The glomerulus is a ball of capillaries surrounded by the Bowman’s capsule into which urine is filtered. The filtration barrier consists of 3 components:
- Endothelial cells of glomerular capillaries
- Glomerular basement membrane
- Epithelial cells of Bowman’s Capsule (podocytes)
This article shall consider the structure of the filtration barrier, filtration and relevant clinical conditions.
The glomerular capillary endothelium has many perforations called fenestrae which are pores about 70nm in size. These pores actually do not restrict the movement of water and proteins or large molecules but instead is thought to limit the filtration of cellular components (eg: RBCs).
Surrounding the luminal surface of the endothelial cells is glycocalyx consisting of negatively charged glycosaminoglycans which function to hinder the diffusion of negatively charged molecules.
Glomerular Basement Membrane
The basement membrane is found surrounding the endothelium and is mostly made up of collagen type IV, heparan sulfate proteoglycans and lamina. The heparan sulfate proteoglycans actually function to restrict the movement of negatively charged molecules across the basement membrane.
The basement membrane consists of 3 layers:
- An inner thin layer (lamina rara interna)
- A thick layer (lamina densa)
- An outer dense layer (lamina rara externa)
These layers help to limit the filtration of intermediate to large sized solutes.
Podocytes are the specialised epithelial cells of Bowman’s capsule which form the visceral layer of the capsule.
Foot-like processes project from these podocytes and interdigitate to form filtration slits. These filtration slits are bridged by a thin diaphgram (the slit diaphragm) which has very small pores preventing large molecules from crossing. Similar to the glycocalyx around the endothelial cells, negatively charged glycoproteins cover the podocytes, restricting filtration of large anions.
The filtration rate of molecules of the same charge across the filtration barrier is inversely related to their molecular weight. Small molecules like glucose (180 Da) are freely filtered whereas albumin (69 kDa) is barely able to cross the barrier. The charge also plays a role in affecting the filtration rate of the molecule. Negatively charged large molecules are filtered less easily than positively charged ones of the same size.
Clinical Relevance – Minimal Change Glomerulonephritis
Minimal change disease is responsible for 10%-25% of cases of nephrotic syndrome.
Nephrotic syndrome is a triad of symptoms: proteinuria, hypoalbuminemia and oedema. In minimal change disease, the glomeruli appear normal under a light microscope but under an electron microscope, the pathology of the podocytes can be detected. There is diffuse effacement of the foot processes of podocytes (causing the widening of filtration slits) and microvillous change seen on the podocytes.
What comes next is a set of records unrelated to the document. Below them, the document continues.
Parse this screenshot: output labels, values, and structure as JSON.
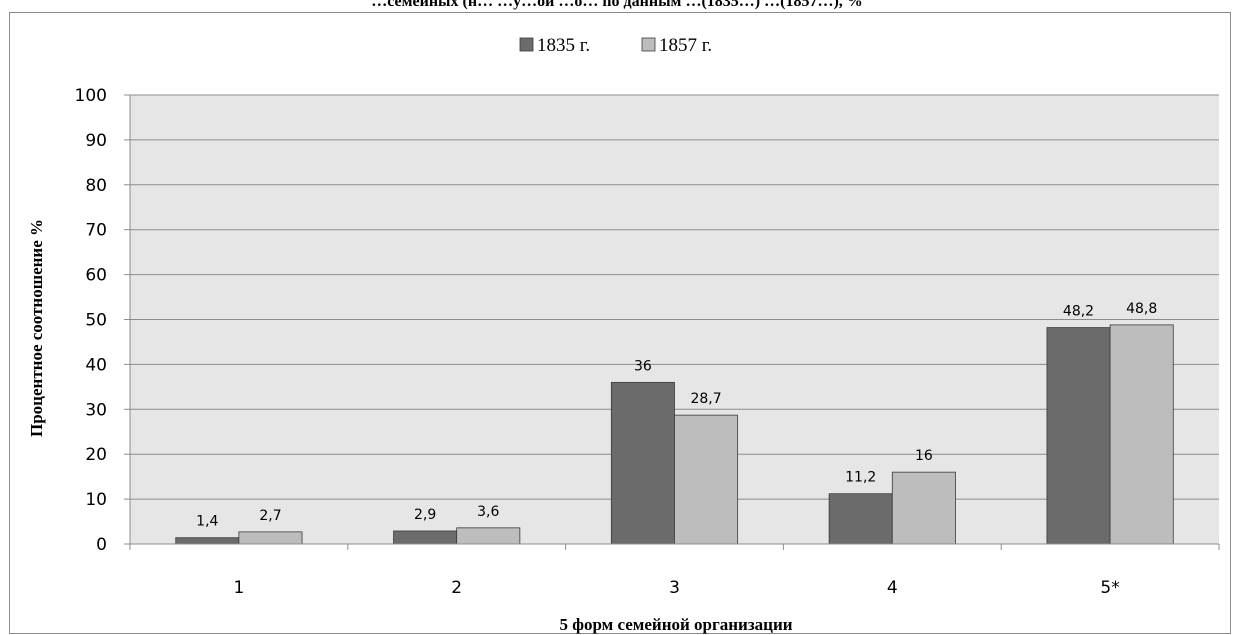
{
  "chart_data": {
    "type": "bar",
    "title": "…семейных (н… …у…ой …о… по данным …(1835…) …(1857…), %",
    "xlabel": "5 форм семейной организации",
    "ylabel": "Процентное соотношение %",
    "categories": [
      "1",
      "2",
      "3",
      "4",
      "5*"
    ],
    "series": [
      {
        "name": "1835 г.",
        "color": "#6b6b6b",
        "values": [
          1.4,
          2.9,
          36,
          11.2,
          48.2
        ],
        "labels": [
          "1,4",
          "2,9",
          "36",
          "11,2",
          "48,2"
        ]
      },
      {
        "name": "1857 г.",
        "color": "#bdbdbd",
        "values": [
          2.7,
          3.6,
          28.7,
          16,
          48.8
        ],
        "labels": [
          "2,7",
          "3,6",
          "28,7",
          "16",
          "48,8"
        ]
      }
    ],
    "ylim": [
      0,
      100
    ],
    "yticks": [
      "0",
      "10",
      "20",
      "30",
      "40",
      "50",
      "60",
      "70",
      "80",
      "90",
      "100"
    ],
    "grid": true,
    "plot_background": "#e6e6e6",
    "gridline_color": "#8c8c8c",
    "legend_position": "top-center"
  }
}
The pathology is still uncertain and considered idiopathic but it is thought to be due to a T-cell-derived factor. Most patients respond well to steroids but the symptoms may relapse if the patient comes off steroid therapy. Some patients become steroid dependant but most do not progress to chronic renal failure and those that do usually have focal segmental glomerulosclerosis as well.
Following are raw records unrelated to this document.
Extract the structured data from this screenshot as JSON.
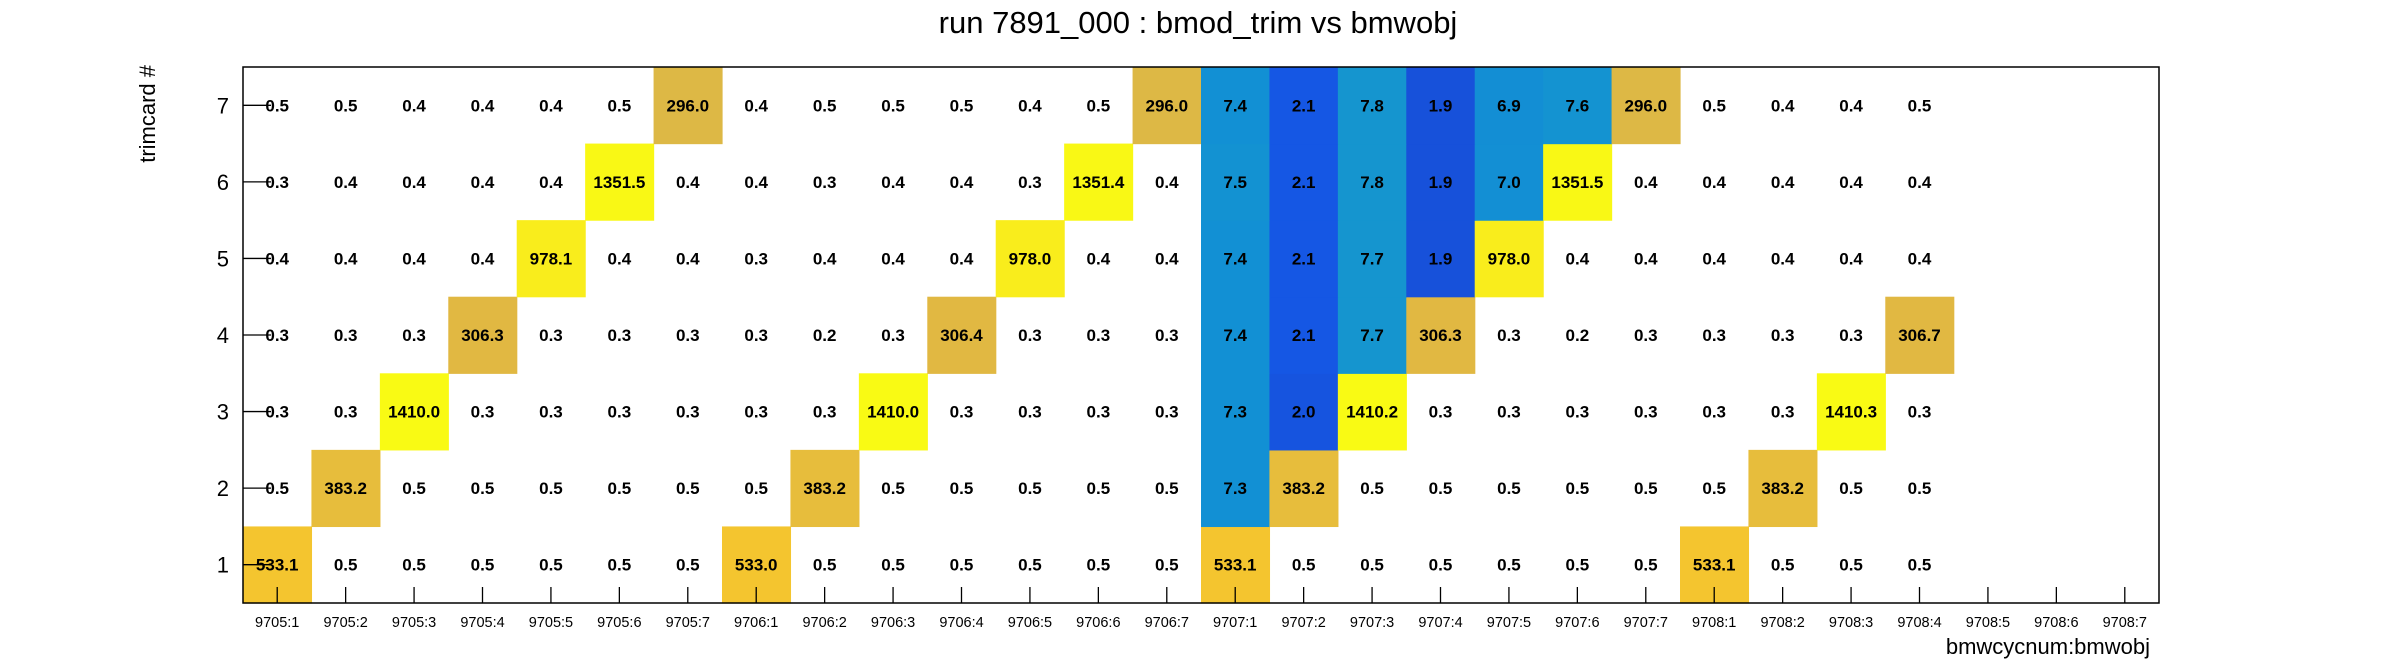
{
  "chart_data": {
    "type": "heatmap",
    "title": "run 7891_000 : bmod_trim vs bmwobj",
    "xlabel": "bmwcycnum:bmwobj",
    "ylabel": "trimcard #",
    "x_categories": [
      "9705:1",
      "9705:2",
      "9705:3",
      "9705:4",
      "9705:5",
      "9705:6",
      "9705:7",
      "9706:1",
      "9706:2",
      "9706:3",
      "9706:4",
      "9706:5",
      "9706:6",
      "9706:7",
      "9707:1",
      "9707:2",
      "9707:3",
      "9707:4",
      "9707:5",
      "9707:6",
      "9707:7",
      "9708:1",
      "9708:2",
      "9708:3",
      "9708:4",
      "9708:5",
      "9708:6",
      "9708:7"
    ],
    "y_categories": [
      "1",
      "2",
      "3",
      "4",
      "5",
      "6",
      "7"
    ],
    "values": [
      [
        533.1,
        0.5,
        0.5,
        0.5,
        0.5,
        0.5,
        0.5,
        533.0,
        0.5,
        0.5,
        0.5,
        0.5,
        0.5,
        0.5,
        533.1,
        0.5,
        0.5,
        0.5,
        0.5,
        0.5,
        0.5,
        533.1,
        0.5,
        0.5,
        0.5,
        null,
        null,
        null
      ],
      [
        0.5,
        383.2,
        0.5,
        0.5,
        0.5,
        0.5,
        0.5,
        0.5,
        383.2,
        0.5,
        0.5,
        0.5,
        0.5,
        0.5,
        7.3,
        383.2,
        0.5,
        0.5,
        0.5,
        0.5,
        0.5,
        0.5,
        383.2,
        0.5,
        0.5,
        null,
        null,
        null
      ],
      [
        0.3,
        0.3,
        1410.0,
        0.3,
        0.3,
        0.3,
        0.3,
        0.3,
        0.3,
        1410.0,
        0.3,
        0.3,
        0.3,
        0.3,
        7.3,
        2.0,
        1410.2,
        0.3,
        0.3,
        0.3,
        0.3,
        0.3,
        0.3,
        1410.3,
        0.3,
        null,
        null,
        null
      ],
      [
        0.3,
        0.3,
        0.3,
        306.3,
        0.3,
        0.3,
        0.3,
        0.3,
        0.2,
        0.3,
        306.4,
        0.3,
        0.3,
        0.3,
        7.4,
        2.1,
        7.7,
        306.3,
        0.3,
        0.2,
        0.3,
        0.3,
        0.3,
        0.3,
        306.7,
        null,
        null,
        null
      ],
      [
        0.4,
        0.4,
        0.4,
        0.4,
        978.1,
        0.4,
        0.4,
        0.3,
        0.4,
        0.4,
        0.4,
        978.0,
        0.4,
        0.4,
        7.4,
        2.1,
        7.7,
        1.9,
        978.0,
        0.4,
        0.4,
        0.4,
        0.4,
        0.4,
        0.4,
        null,
        null,
        null
      ],
      [
        0.3,
        0.4,
        0.4,
        0.4,
        0.4,
        1351.5,
        0.4,
        0.4,
        0.3,
        0.4,
        0.4,
        0.3,
        1351.4,
        0.4,
        7.5,
        2.1,
        7.8,
        1.9,
        7.0,
        1351.5,
        0.4,
        0.4,
        0.4,
        0.4,
        0.4,
        null,
        null,
        null
      ],
      [
        0.5,
        0.5,
        0.4,
        0.4,
        0.4,
        0.5,
        296.0,
        0.4,
        0.5,
        0.5,
        0.5,
        0.4,
        0.5,
        296.0,
        7.4,
        2.1,
        7.8,
        1.9,
        6.9,
        7.6,
        296.0,
        0.5,
        0.4,
        0.4,
        0.5,
        null,
        null,
        null
      ]
    ],
    "labels": [
      [
        "533.1",
        "0.5",
        "0.5",
        "0.5",
        "0.5",
        "0.5",
        "0.5",
        "533.0",
        "0.5",
        "0.5",
        "0.5",
        "0.5",
        "0.5",
        "0.5",
        "533.1",
        "0.5",
        "0.5",
        "0.5",
        "0.5",
        "0.5",
        "0.5",
        "533.1",
        "0.5",
        "0.5",
        "0.5",
        null,
        null,
        null
      ],
      [
        "0.5",
        "383.2",
        "0.5",
        "0.5",
        "0.5",
        "0.5",
        "0.5",
        "0.5",
        "383.2",
        "0.5",
        "0.5",
        "0.5",
        "0.5",
        "0.5",
        "7.3",
        "383.2",
        "0.5",
        "0.5",
        "0.5",
        "0.5",
        "0.5",
        "0.5",
        "383.2",
        "0.5",
        "0.5",
        null,
        null,
        null
      ],
      [
        "0.3",
        "0.3",
        "1410.0",
        "0.3",
        "0.3",
        "0.3",
        "0.3",
        "0.3",
        "0.3",
        "1410.0",
        "0.3",
        "0.3",
        "0.3",
        "0.3",
        "7.3",
        "2.0",
        "1410.2",
        "0.3",
        "0.3",
        "0.3",
        "0.3",
        "0.3",
        "0.3",
        "1410.3",
        "0.3",
        null,
        null,
        null
      ],
      [
        "0.3",
        "0.3",
        "0.3",
        "306.3",
        "0.3",
        "0.3",
        "0.3",
        "0.3",
        "0.2",
        "0.3",
        "306.4",
        "0.3",
        "0.3",
        "0.3",
        "7.4",
        "2.1",
        "7.7",
        "306.3",
        "0.3",
        "0.2",
        "0.3",
        "0.3",
        "0.3",
        "0.3",
        "306.7",
        null,
        null,
        null
      ],
      [
        "0.4",
        "0.4",
        "0.4",
        "0.4",
        "978.1",
        "0.4",
        "0.4",
        "0.3",
        "0.4",
        "0.4",
        "0.4",
        "978.0",
        "0.4",
        "0.4",
        "7.4",
        "2.1",
        "7.7",
        "1.9",
        "978.0",
        "0.4",
        "0.4",
        "0.4",
        "0.4",
        "0.4",
        "0.4",
        null,
        null,
        null
      ],
      [
        "0.3",
        "0.4",
        "0.4",
        "0.4",
        "0.4",
        "1351.5",
        "0.4",
        "0.4",
        "0.3",
        "0.4",
        "0.4",
        "0.3",
        "1351.4",
        "0.4",
        "7.5",
        "2.1",
        "7.8",
        "1.9",
        "7.0",
        "1351.5",
        "0.4",
        "0.4",
        "0.4",
        "0.4",
        "0.4",
        null,
        null,
        null
      ],
      [
        "0.5",
        "0.5",
        "0.4",
        "0.4",
        "0.4",
        "0.5",
        "296.0",
        "0.4",
        "0.5",
        "0.5",
        "0.5",
        "0.4",
        "0.5",
        "296.0",
        "7.4",
        "2.1",
        "7.8",
        "1.9",
        "6.9",
        "7.6",
        "296.0",
        "0.5",
        "0.4",
        "0.4",
        "0.5",
        null,
        null,
        null
      ]
    ],
    "color_scale": {
      "no_fill_below": 1.0,
      "stops": [
        {
          "value": 1.5,
          "color": "#1a44c6"
        },
        {
          "value": 2.1,
          "color": "#1557e4"
        },
        {
          "value": 6.0,
          "color": "#148bd3"
        },
        {
          "value": 7.4,
          "color": "#1290d4"
        },
        {
          "value": 7.7,
          "color": "#1595cf"
        },
        {
          "value": 300,
          "color": "#e0b843"
        },
        {
          "value": 530,
          "color": "#f4c52f"
        },
        {
          "value": 950,
          "color": "#f9ec1d"
        },
        {
          "value": 1410,
          "color": "#f9fa14"
        }
      ]
    },
    "grid": false,
    "legend": "none"
  }
}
Clinical Relevance – Alport Syndrome
Alport Syndrome is a genetic disease characterised by progressive chronic kidney disease with symptoms of haematuria, sensorineural deafness and ocular abnormalities. In majority of the patients, the inheritance is X-linked with mutations of the gene coding for α5 chain of type IV collagen.
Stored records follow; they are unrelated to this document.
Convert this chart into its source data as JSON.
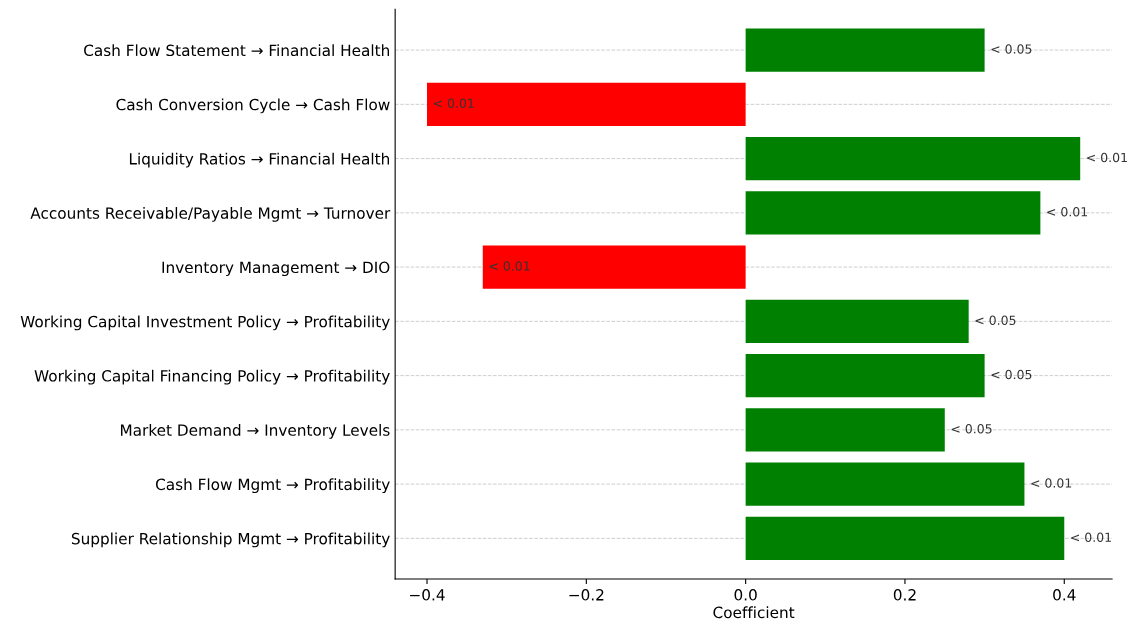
{
  "chart_data": {
    "type": "bar",
    "orientation": "horizontal",
    "xlabel": "Coefficient",
    "categories": [
      "Cash Flow Statement → Financial Health",
      "Cash Conversion Cycle → Cash Flow",
      "Liquidity Ratios → Financial Health",
      "Accounts Receivable/Payable Mgmt → Turnover",
      "Inventory Management → DIO",
      "Working Capital Investment Policy → Profitability",
      "Working Capital Financing Policy → Profitability",
      "Market Demand → Inventory Levels",
      "Cash Flow Mgmt → Profitability",
      "Supplier Relationship Mgmt → Profitability"
    ],
    "values": [
      0.3,
      -0.4,
      0.42,
      0.37,
      -0.33,
      0.28,
      0.3,
      0.25,
      0.35,
      0.4
    ],
    "colors": [
      "#008000",
      "#ff0000",
      "#008000",
      "#008000",
      "#ff0000",
      "#008000",
      "#008000",
      "#008000",
      "#008000",
      "#008000"
    ],
    "value_labels": [
      "< 0.05",
      "< 0.01",
      "< 0.01",
      "< 0.01",
      "< 0.01",
      "< 0.05",
      "< 0.05",
      "< 0.05",
      "< 0.01",
      "< 0.01"
    ],
    "xlim": [
      -0.44,
      0.46
    ],
    "xticks": [
      {
        "value": -0.4,
        "label": "−0.4"
      },
      {
        "value": -0.2,
        "label": "−0.2"
      },
      {
        "value": 0,
        "label": "0.0"
      },
      {
        "value": 0.2,
        "label": "0.2"
      },
      {
        "value": 0.4,
        "label": "0.4"
      }
    ],
    "grid": "y"
  }
}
This results in thinning of the lamina densa of the glomerular basement membrane, with areas of multi-layering producing a basket weave appearance. In later stages of the disease, glomerulosclerosis, interstitial fibrosis and tubular atrophy occur. There is no definitive treatment for Alport syndrome but ACE Inhibitors are given to reduce proteinuria and progression of renal disease as well as to control hypertension.